Coffee from ice cream vans, and other remote working perks
17.13, Tuesday 8 Sep 2020 Link to this post
Ok, so I wasn’t expecting this tweet to get (checks numbers) 865 likes and 93 retweets:
Honestly, screw commuting and screw Pret. I love working from home
But why not have a coffee truck that drives around the suburbs like an ice cream van? I’m sure we could come up with a “flat white” jingle for it to play.
The context is that we’re all being told to get back to the office, and that it’s selfish to do otherwise because coffee shops, etc, in cities are suffering. See, in Grazia: When Did ‘Save The NHS’, Get Overtaken By ‘Save Pret’?
But going back to exactly what we were doing before seems like a pretty unimaginative way to save the economy. It turns out that many people love working remotely, and we’re learning how to be good at it.
Perhaps, rather than struggling to preserve old businesses, we can let them evolve and build new ones too?
By which I mean:
We’re used to office perks and the benefits of working in a business neighbourhood: free snacks (if you’re lucky), a comfy chair, good lunch spots nearby… what future working-from-home perks can we invent, if we’re in this for the long term?
Like, is there remote work facilities management that can come set up my desk and give me a sound baffle/backdrop for my video calls? (Has Ikea launched a Zoom kit yet?) If I were a manager, could I expense desk beers on Fridays for my team, and is there a company that can sort that out? Is there a startup which will organise virtual movie nights, or a surprise snack box in the post, or streaming event once every couple of weeks? Could my local train station get itself a suburban WeWork for the times I actually need a meeting room?
It would be unrealistic for even a sizeable firm to run all these perks itself. But if they were all services that were contracted out? That’s our new economy right there.
Then there’s good coffee and the social life. It can feel pretty distant sometimes at home. But while it’s nice to have face-to-face banter, does that really need to be with co-workers? I’d just as soon have my water-cooler moments with the people who live on my street.
All of that was going round in my head.
I also have a refreshed love of my neighbourhood.
We couldn’t get online grocery delivery slots at the beginning of lockdown, and our local shops really stepped up. I’ll never forget that. One nearby cafe flipped its model into selling flour and dried goods, the interior becoming an ad hoc storeroom.
That experience sparked me to write about local e-commerce back in May. In short: what if I could order and get same-day deliveries from the local businesses that I want to support, as an antidote to the usual faceless e-commerce giants?
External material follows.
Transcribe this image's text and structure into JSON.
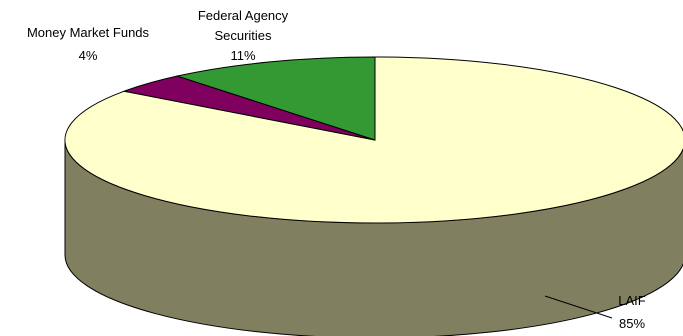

So an ice cream van that pulls up, jingling out the MIDI version of Josh Wink’s Higher State of Consciousness at 11am, everyone on the street downing tools and heading out for a caffeine hit and to catch up with friends?
I’m maaaybe 50% kidding.
But the underlying provocation stands: what if we aimed to make remote working as great an experience as a fancy office, and what if we did it in a way that boosted both human contact and our local neighbourhoods, and what new businesses can we imagine that would enable this?